The difference is usually felt the next day. Restoration tends to leave you with a small but real sense of having topped something up. Escape tends to leave you in the same place you started, or slightly worse.
There is no shame in the escape sometimes. The point is just to notice the difference, and to try to make room for actual restoration when you can.
Small rest is still rest
One of the things that makes rest feel impossible for busy people is the belief that it needs a significant block of time to count.
But rest accumulates in smaller moments too. Ten minutes outside. A meal eaten without a screen. A short pause between tasks where you actually pause rather than immediately picking up your phone. A moment of doing one thing at a time.
These are not grand gestures. They are not going to fix burnout on their own. They do, however, add up. And they are available in most days in a way that a long bath or an empty afternoon is not.
If you are waiting for a proper window of time to finally rest, you may be waiting longer than you need to. The smaller version is worth taking in the meantime.
Finding what actually works for you
It is worth spending some time noticing, genuinely and honestly, what leaves you feeling better rather than just different.
Not what you think should work. Not what works for someone else. Not the version that looks most like the image of rest you have been sold.

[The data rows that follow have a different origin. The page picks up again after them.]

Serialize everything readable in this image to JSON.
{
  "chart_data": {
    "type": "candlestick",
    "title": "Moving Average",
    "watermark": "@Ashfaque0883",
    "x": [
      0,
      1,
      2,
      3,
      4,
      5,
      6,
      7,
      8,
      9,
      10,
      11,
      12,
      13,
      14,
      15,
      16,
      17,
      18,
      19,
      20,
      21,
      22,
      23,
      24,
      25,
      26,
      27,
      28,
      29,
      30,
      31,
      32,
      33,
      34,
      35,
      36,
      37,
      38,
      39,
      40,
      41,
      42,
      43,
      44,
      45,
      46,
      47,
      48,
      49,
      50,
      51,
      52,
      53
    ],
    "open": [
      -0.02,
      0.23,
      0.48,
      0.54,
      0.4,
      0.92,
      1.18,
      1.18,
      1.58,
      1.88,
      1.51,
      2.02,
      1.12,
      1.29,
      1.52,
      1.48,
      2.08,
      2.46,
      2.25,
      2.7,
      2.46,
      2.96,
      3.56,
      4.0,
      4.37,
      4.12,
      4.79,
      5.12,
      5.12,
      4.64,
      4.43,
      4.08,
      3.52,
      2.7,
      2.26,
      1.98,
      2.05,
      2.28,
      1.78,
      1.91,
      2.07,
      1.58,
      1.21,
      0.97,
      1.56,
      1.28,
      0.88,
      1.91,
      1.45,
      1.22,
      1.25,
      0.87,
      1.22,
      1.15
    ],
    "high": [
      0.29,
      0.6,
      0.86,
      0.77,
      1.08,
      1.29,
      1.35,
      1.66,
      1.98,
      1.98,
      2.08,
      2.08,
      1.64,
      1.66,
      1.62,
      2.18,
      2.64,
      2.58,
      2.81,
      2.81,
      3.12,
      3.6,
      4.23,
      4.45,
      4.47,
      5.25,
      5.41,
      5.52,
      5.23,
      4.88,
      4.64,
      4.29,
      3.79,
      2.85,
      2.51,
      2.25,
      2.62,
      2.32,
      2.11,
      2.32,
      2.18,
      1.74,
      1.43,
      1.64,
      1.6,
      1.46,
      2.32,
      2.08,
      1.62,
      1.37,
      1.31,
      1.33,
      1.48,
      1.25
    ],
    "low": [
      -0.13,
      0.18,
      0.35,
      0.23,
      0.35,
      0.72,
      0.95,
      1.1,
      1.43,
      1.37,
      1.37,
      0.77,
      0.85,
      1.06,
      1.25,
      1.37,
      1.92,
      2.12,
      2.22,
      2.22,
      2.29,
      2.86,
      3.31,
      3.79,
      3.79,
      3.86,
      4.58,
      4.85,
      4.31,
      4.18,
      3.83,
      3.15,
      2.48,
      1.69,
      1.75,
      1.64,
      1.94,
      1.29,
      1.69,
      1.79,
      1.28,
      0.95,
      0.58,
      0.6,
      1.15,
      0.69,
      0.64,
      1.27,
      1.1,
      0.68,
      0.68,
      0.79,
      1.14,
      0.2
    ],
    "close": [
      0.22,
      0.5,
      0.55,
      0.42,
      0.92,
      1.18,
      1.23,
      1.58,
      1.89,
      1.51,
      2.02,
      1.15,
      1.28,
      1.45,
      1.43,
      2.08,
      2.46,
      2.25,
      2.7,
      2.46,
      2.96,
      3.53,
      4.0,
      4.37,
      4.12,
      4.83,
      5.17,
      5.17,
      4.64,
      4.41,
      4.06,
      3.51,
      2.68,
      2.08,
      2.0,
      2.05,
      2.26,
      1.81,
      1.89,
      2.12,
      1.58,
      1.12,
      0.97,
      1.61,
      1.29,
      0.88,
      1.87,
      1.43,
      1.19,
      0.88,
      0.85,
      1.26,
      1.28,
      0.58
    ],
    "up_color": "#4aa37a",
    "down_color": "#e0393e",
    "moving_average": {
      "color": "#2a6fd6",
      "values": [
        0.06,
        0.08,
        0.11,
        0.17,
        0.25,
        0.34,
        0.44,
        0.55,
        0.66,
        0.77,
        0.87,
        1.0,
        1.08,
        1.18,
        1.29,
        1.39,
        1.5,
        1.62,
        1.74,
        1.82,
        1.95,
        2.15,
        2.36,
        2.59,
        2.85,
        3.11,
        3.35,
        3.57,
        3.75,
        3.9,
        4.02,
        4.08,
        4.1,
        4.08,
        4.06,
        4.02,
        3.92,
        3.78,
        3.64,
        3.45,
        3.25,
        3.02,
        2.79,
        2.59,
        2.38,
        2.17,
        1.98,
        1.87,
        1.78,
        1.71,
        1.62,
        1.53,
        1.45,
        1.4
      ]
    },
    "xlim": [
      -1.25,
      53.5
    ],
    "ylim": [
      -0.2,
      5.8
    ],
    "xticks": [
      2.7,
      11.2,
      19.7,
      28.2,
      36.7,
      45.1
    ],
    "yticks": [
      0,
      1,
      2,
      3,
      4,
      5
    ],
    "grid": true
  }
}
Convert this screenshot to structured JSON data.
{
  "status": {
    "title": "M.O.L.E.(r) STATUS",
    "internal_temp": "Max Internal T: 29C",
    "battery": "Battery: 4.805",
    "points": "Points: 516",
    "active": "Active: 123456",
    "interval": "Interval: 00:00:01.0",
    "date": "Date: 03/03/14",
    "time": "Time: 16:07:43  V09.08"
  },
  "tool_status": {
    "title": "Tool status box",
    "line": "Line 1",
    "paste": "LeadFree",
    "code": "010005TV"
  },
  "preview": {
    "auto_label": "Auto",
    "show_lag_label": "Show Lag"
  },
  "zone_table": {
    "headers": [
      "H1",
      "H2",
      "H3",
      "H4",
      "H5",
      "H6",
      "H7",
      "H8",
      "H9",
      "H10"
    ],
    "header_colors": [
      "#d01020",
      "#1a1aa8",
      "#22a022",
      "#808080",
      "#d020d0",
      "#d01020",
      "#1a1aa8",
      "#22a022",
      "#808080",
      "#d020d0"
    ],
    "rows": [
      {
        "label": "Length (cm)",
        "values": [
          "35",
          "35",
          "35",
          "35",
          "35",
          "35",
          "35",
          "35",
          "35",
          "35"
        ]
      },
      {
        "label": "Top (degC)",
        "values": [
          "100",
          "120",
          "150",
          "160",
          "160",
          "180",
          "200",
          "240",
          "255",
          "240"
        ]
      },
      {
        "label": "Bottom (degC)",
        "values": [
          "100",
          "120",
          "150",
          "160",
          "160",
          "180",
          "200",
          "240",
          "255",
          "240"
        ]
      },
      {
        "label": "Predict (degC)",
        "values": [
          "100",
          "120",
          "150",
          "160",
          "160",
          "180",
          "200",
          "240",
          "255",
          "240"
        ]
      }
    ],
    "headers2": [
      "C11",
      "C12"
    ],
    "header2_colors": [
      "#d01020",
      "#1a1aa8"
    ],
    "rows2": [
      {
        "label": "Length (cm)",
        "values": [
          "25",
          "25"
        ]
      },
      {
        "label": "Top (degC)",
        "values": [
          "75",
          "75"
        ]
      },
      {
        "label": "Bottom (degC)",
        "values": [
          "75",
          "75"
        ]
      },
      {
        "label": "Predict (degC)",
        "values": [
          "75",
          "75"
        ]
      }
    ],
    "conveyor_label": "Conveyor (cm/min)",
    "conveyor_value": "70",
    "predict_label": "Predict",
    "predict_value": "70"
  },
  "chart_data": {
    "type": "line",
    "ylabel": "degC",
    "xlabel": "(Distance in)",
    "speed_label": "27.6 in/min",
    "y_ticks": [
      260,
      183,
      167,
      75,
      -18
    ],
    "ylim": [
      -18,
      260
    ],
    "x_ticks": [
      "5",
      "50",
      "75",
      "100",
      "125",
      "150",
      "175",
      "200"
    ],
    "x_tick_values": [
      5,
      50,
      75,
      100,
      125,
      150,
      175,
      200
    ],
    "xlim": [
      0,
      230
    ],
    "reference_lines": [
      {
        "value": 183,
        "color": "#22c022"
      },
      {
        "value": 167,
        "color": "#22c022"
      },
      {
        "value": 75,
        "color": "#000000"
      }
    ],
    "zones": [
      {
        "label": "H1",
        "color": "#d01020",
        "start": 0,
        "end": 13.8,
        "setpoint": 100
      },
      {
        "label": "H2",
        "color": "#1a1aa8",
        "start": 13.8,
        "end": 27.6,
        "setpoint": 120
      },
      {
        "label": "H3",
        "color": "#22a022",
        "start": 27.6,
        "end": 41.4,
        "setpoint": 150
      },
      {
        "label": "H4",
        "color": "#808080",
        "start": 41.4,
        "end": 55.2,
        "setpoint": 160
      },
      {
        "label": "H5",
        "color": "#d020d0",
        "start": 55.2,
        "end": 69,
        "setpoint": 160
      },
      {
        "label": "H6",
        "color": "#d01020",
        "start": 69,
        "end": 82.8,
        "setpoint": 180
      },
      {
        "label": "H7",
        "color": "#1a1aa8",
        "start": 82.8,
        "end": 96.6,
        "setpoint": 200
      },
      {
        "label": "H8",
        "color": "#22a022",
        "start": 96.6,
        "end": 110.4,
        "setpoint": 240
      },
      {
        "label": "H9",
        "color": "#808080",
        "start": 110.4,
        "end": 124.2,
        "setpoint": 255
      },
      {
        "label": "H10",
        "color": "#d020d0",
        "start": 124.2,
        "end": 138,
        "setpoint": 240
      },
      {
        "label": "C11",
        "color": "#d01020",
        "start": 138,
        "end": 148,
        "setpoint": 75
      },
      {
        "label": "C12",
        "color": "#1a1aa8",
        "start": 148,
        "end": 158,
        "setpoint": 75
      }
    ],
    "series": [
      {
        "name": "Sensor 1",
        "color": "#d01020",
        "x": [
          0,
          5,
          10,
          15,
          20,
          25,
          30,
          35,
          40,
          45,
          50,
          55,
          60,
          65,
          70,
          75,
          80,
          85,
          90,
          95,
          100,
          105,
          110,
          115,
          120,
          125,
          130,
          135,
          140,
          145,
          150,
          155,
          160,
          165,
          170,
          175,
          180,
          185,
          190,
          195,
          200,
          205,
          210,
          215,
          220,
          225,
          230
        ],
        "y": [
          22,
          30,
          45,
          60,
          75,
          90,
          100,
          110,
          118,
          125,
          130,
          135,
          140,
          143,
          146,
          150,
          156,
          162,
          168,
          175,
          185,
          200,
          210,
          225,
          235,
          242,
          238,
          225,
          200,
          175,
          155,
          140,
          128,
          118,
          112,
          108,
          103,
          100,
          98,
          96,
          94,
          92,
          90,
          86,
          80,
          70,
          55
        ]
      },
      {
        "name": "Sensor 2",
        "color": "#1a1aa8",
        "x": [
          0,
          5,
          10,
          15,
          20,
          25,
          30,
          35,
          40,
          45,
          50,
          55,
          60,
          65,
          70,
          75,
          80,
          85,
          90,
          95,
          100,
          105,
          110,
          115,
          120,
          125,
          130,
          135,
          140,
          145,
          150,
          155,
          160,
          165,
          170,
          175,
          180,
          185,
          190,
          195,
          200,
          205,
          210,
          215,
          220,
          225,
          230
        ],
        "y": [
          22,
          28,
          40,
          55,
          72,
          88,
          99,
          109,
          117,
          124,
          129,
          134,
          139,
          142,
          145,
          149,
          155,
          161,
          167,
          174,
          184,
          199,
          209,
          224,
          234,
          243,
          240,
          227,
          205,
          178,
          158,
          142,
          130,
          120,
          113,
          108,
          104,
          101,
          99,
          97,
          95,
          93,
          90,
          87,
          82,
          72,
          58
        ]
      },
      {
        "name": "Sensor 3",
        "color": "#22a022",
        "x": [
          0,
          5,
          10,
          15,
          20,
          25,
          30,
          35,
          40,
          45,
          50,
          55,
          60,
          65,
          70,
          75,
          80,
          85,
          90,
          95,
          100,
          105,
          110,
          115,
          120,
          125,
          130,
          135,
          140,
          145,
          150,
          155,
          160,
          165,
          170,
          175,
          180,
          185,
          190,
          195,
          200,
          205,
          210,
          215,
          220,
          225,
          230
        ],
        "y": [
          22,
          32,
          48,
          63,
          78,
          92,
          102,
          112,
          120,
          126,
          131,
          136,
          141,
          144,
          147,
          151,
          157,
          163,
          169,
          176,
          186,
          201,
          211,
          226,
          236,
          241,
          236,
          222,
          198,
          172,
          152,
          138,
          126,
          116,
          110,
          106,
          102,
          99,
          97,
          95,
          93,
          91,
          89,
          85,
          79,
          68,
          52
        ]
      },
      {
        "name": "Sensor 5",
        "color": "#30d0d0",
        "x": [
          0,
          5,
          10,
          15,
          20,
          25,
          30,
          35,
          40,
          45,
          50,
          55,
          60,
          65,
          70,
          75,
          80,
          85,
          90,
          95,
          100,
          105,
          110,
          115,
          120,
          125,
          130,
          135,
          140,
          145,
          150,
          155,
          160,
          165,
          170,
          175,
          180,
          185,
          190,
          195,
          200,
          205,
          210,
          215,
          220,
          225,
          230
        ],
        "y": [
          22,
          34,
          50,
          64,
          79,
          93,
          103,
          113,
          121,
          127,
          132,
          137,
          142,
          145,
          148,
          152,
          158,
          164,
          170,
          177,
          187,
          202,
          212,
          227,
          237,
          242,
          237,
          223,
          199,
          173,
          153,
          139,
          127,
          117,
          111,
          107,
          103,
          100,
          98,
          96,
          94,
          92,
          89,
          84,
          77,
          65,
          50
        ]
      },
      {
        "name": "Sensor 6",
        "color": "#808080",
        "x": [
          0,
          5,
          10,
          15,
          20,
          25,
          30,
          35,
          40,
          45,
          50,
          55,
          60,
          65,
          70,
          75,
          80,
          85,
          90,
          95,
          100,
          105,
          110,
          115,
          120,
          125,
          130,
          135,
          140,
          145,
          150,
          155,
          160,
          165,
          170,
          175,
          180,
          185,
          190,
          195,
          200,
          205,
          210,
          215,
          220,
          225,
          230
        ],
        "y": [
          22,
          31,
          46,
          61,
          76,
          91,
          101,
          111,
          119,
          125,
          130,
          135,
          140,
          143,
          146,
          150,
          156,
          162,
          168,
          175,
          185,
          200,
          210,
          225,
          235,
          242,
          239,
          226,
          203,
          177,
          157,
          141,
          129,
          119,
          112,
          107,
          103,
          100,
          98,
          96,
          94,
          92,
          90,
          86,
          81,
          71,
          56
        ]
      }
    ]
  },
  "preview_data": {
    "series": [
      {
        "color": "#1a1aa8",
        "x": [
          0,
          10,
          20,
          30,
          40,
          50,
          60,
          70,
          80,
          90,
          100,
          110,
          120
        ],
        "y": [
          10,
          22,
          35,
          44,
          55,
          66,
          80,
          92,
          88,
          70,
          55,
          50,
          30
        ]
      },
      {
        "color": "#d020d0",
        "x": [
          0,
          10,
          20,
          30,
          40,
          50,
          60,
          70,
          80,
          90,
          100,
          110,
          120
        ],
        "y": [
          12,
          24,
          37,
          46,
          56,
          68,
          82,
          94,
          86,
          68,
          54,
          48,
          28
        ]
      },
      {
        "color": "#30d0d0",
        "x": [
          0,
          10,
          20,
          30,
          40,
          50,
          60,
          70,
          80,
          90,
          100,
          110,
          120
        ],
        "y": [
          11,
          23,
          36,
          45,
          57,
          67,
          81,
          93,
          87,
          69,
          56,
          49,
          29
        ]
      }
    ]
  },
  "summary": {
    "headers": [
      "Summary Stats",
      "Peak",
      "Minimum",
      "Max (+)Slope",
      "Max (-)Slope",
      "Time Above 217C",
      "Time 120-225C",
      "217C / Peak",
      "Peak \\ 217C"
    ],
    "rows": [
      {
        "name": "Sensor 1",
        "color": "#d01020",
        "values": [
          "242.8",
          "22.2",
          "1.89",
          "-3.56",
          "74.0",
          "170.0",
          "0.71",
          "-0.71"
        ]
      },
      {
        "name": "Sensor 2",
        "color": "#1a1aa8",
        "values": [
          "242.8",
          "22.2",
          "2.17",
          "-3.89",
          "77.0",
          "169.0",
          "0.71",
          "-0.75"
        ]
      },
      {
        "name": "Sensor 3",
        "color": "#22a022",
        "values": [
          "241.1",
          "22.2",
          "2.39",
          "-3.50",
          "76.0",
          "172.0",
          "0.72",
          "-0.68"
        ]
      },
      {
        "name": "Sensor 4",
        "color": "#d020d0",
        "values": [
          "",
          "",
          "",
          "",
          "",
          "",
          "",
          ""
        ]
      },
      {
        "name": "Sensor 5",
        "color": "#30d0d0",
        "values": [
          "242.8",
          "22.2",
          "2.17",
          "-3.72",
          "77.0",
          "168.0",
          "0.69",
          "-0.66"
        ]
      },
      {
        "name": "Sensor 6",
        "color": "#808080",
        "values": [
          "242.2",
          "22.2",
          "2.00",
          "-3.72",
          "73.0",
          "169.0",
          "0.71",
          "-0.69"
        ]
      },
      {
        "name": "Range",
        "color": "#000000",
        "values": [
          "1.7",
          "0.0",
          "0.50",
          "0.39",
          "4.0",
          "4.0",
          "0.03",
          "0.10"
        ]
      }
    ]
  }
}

What actually works for you, in your life, with your particular kind of tiredness.
That might take some experimenting. It might mean trying things that feel counterintuitive. It might mean unlearning the idea that rest has to be earned, or be silent, or take a particular shape.
Your version of rest is valid even if it does not look like anyone else’s. The only test that matters is whether it gives something back to you.
Closing thought
If you have been struggling to rest because you cannot seem to do it the way you think you are supposed to, it might be worth letting go of the supposed to entirely.
Rest is not a performance. It is not something you get right or wrong. It is just whatever brings you back to yourself a little more than you were before.
Start there. The rest, if you will, will follow.